Distortion Correction. Distortion correction for underwater images differs severely from distortion correction in air. Distortion in air is a result of non-ideal projection capabilities of real lenses. It is dependent on the type of lens used, ranging from wide-angle, normal, to long-focus, all producing different amounts of distortion. Another factor is the quality of manufacturing of the single lens or respectively the lens-system. Distortion is most noticeable as radial effect producing pincushion to barrel distortions.

Besides radial distortion of real lenses, distortion in underwater imaging is additionally affected by a refractive interface. Light rays are refracted on their way into the camera (water-glass-air transition). This leads to noticeable distortions. The most common refractive interfaces are flat or domed ports. Flat interfaces lead to effects like radial distortion and the different refractive indexes of the participating media lead to an unintended magnification of objects in water. Domed ports are supposed to eliminate effects of flat interfaces, leaving just the magnification problem. The possible combination of lens type and interface type results in different non-linear distortions in underwater imaging.

Distortion underwater is additionally affected by the position of the camera to the refractive interface. For distortion correction, it is needed to compute the respective incidence angle of every pixel’s ray. When this is known, a mapping with refractive distortion compensation should be possible. This mapping has to be a combination with in air distortion correction from camera calibration.

Underwater Communication. Wireless communication based on high frequency radio waves will not bridge more than 25 cm underwater due to the strong attenuation of the waves [48]. This means that wireless connections such as WiFi or Bluetooth will practically not work in an underwater setting. Acoustic waves have a long range in water but suffer from high latency and poor bandwidth. As described in [55] a short range underwater acoustic channel can only transfer 20–50 kbps with a latency of \(\sim \)300 ms. Furthermore, acoustic communication modems are error-prone in shallow waters. For usage in the context of coupling an interaction device with the Mixed reality system this would not be a good choice.

This makes optical connections the better choice. Although limited to short distances and depending on the turbidity of the water, especially in blue/green light wavelengths, offer an adequate alternative [3]. The light propagates much faster and by this avoids the high latencies. However, the optical communication needs a direct line of sight which cannot be assured in interactive scenarios.

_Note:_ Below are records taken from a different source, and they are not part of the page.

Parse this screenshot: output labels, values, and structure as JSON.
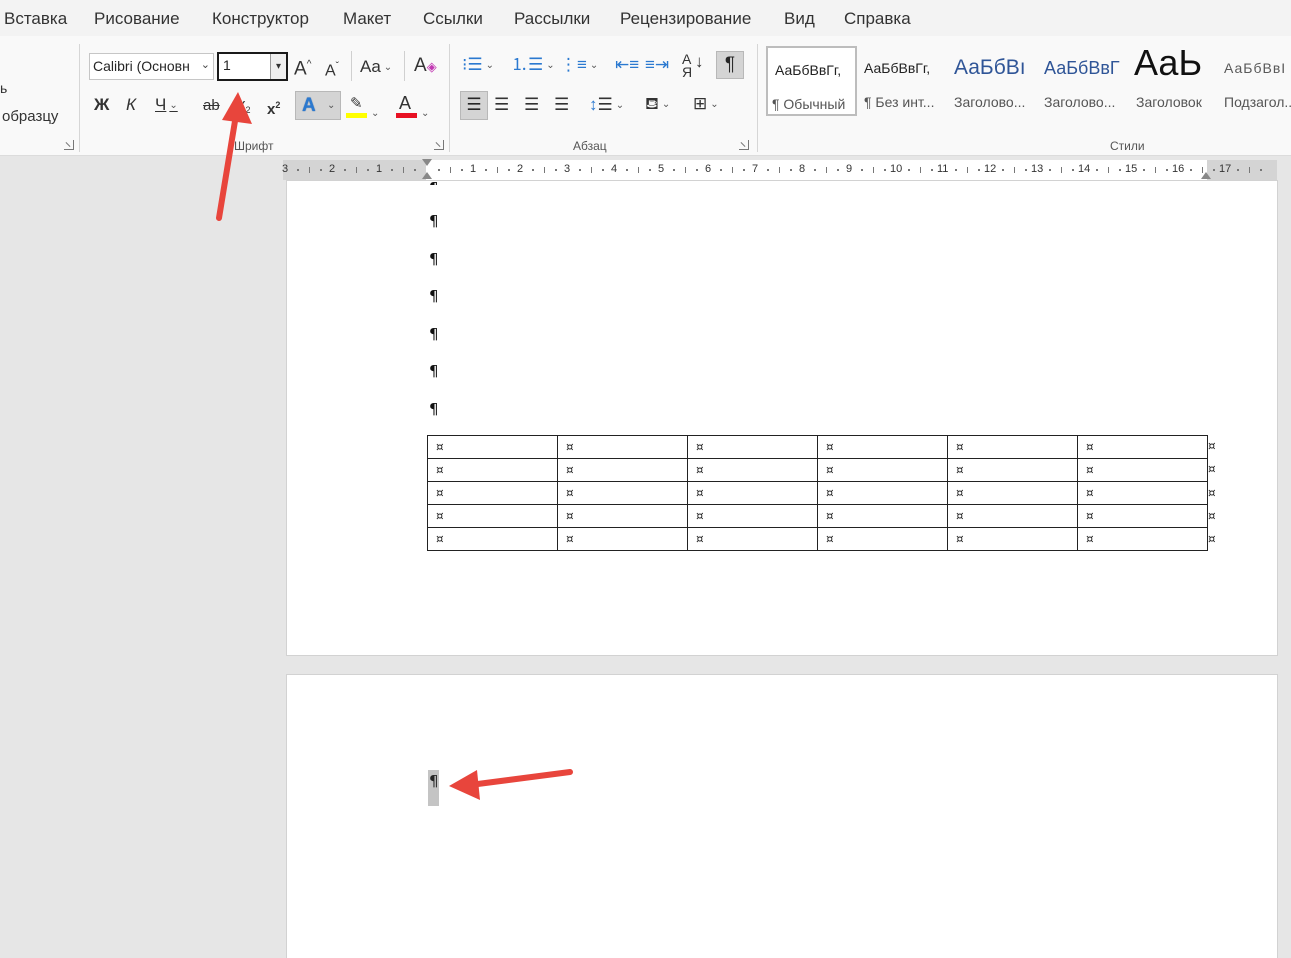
{
  "tabs": [
    "Вставка",
    "Рисование",
    "Конструктор",
    "Макет",
    "Ссылки",
    "Рассылки",
    "Рецензирование",
    "Вид",
    "Справка"
  ],
  "clipboard": {
    "partial_top": "ь",
    "format_painter": "образцу"
  },
  "font": {
    "name": "Calibri (Основн",
    "size": "1",
    "grow": "A",
    "shrink": "A",
    "case": "Aa",
    "bold": "Ж",
    "italic": "К",
    "underline": "Ч",
    "strike": "ab",
    "subscript": "x",
    "superscript": "x",
    "text_effects": "A",
    "font_color": "A",
    "group_label": "Шрифт",
    "highlight_color": "#ffff00",
    "font_color_hex": "#e81123"
  },
  "paragraph": {
    "group_label": "Абзац"
  },
  "styles": {
    "group_label": "Стили",
    "items": [
      {
        "preview": "АаБбВвГг,",
        "name": "¶ Обычный"
      },
      {
        "preview": "АаБбВвГг,",
        "name": "¶ Без инт..."
      },
      {
        "preview": "АаБбВı",
        "name": "Заголово..."
      },
      {
        "preview": "АаБбВвГ",
        "name": "Заголово..."
      },
      {
        "preview": "АаЬ",
        "name": "Заголовок"
      },
      {
        "preview": "АаБбВвІ",
        "name": "Подзагол..."
      }
    ]
  },
  "ruler": {
    "numbers": [
      "3",
      "2",
      "1",
      "1",
      "2",
      "3",
      "4",
      "5",
      "6",
      "7",
      "8",
      "9",
      "10",
      "11",
      "12",
      "13",
      "14",
      "15",
      "16",
      "17"
    ]
  },
  "document": {
    "paragraph_mark": "¶",
    "cell_mark": "¤",
    "table": {
      "rows": [
        [
          "¤",
          "¤",
          "¤",
          "¤",
          "¤",
          "¤"
        ],
        [
          "¤",
          "¤",
          "¤",
          "¤",
          "¤",
          "¤"
        ],
        [
          "¤",
          "¤",
          "¤",
          "¤",
          "¤",
          "¤"
        ],
        [
          "¤",
          "¤",
          "¤",
          "¤",
          "¤",
          "¤"
        ],
        [
          "¤",
          "¤",
          "¤",
          "¤",
          "¤",
          "¤"
        ]
      ]
    }
  },
  "colors": {
    "accent_arrow": "#e8453c",
    "text_effects_blue": "#2b79d0"
  }
}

Physical Protection. Protecting electrical, electronic or optical components for underwater operation is a standard offer of specialized suppliers. The traditional way of using waterproof housings for all the equipment to be used underwater is now complemented by the concept of pressure neutral systems, where the components are embedded in silicon. First research for this approach has been done in the 1970s [6] and it has a revival now for the lightweight design of underwater vehicles [56]. However, those housings make the technical equipment more expensive and sometimes difficult to handle.

4.2 Future Research

As already discussed, we see plenty of useful application areas for UWME. However, to exploit the potential of UWME for marine research, training, assistance and rehabilitation, we need further research in the following areas:

  • Human factor research in UWME.

  • Usability of devices for underwater usage (displays, interaction etc.) that take into account diving equipment and also people with disabilities.

  • Fast and accurate underwater tracking.

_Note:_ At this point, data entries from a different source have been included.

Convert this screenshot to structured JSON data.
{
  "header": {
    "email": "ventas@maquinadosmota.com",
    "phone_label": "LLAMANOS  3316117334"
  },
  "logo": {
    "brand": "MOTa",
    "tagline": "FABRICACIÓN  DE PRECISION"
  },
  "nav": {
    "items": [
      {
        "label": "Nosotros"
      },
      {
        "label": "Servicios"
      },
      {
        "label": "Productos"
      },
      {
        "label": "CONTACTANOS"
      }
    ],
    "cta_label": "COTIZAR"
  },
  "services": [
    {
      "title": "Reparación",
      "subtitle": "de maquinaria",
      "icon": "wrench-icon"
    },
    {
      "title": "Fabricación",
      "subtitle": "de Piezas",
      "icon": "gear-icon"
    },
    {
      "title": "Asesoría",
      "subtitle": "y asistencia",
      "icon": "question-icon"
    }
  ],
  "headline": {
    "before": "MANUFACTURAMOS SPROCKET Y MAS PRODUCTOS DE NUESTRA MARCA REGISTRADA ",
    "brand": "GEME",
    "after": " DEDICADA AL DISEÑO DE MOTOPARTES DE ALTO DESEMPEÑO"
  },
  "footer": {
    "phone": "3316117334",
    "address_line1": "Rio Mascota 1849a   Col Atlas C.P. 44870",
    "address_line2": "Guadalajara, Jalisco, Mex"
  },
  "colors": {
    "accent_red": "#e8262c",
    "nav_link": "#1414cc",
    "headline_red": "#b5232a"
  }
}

  • Reducing latency in underwater wireless communication.

  • Robust underwater equipment to set up UWME.

  • Systematic approaches for design, test and operation of UWME.

  • Reusable building blocks for fast implementation of UWME.

In order to develop solutions that work in practice, it is absolutely necessary to form interdisciplinary teams that combine the expertise of visual computing, the specific application area and underwater technology.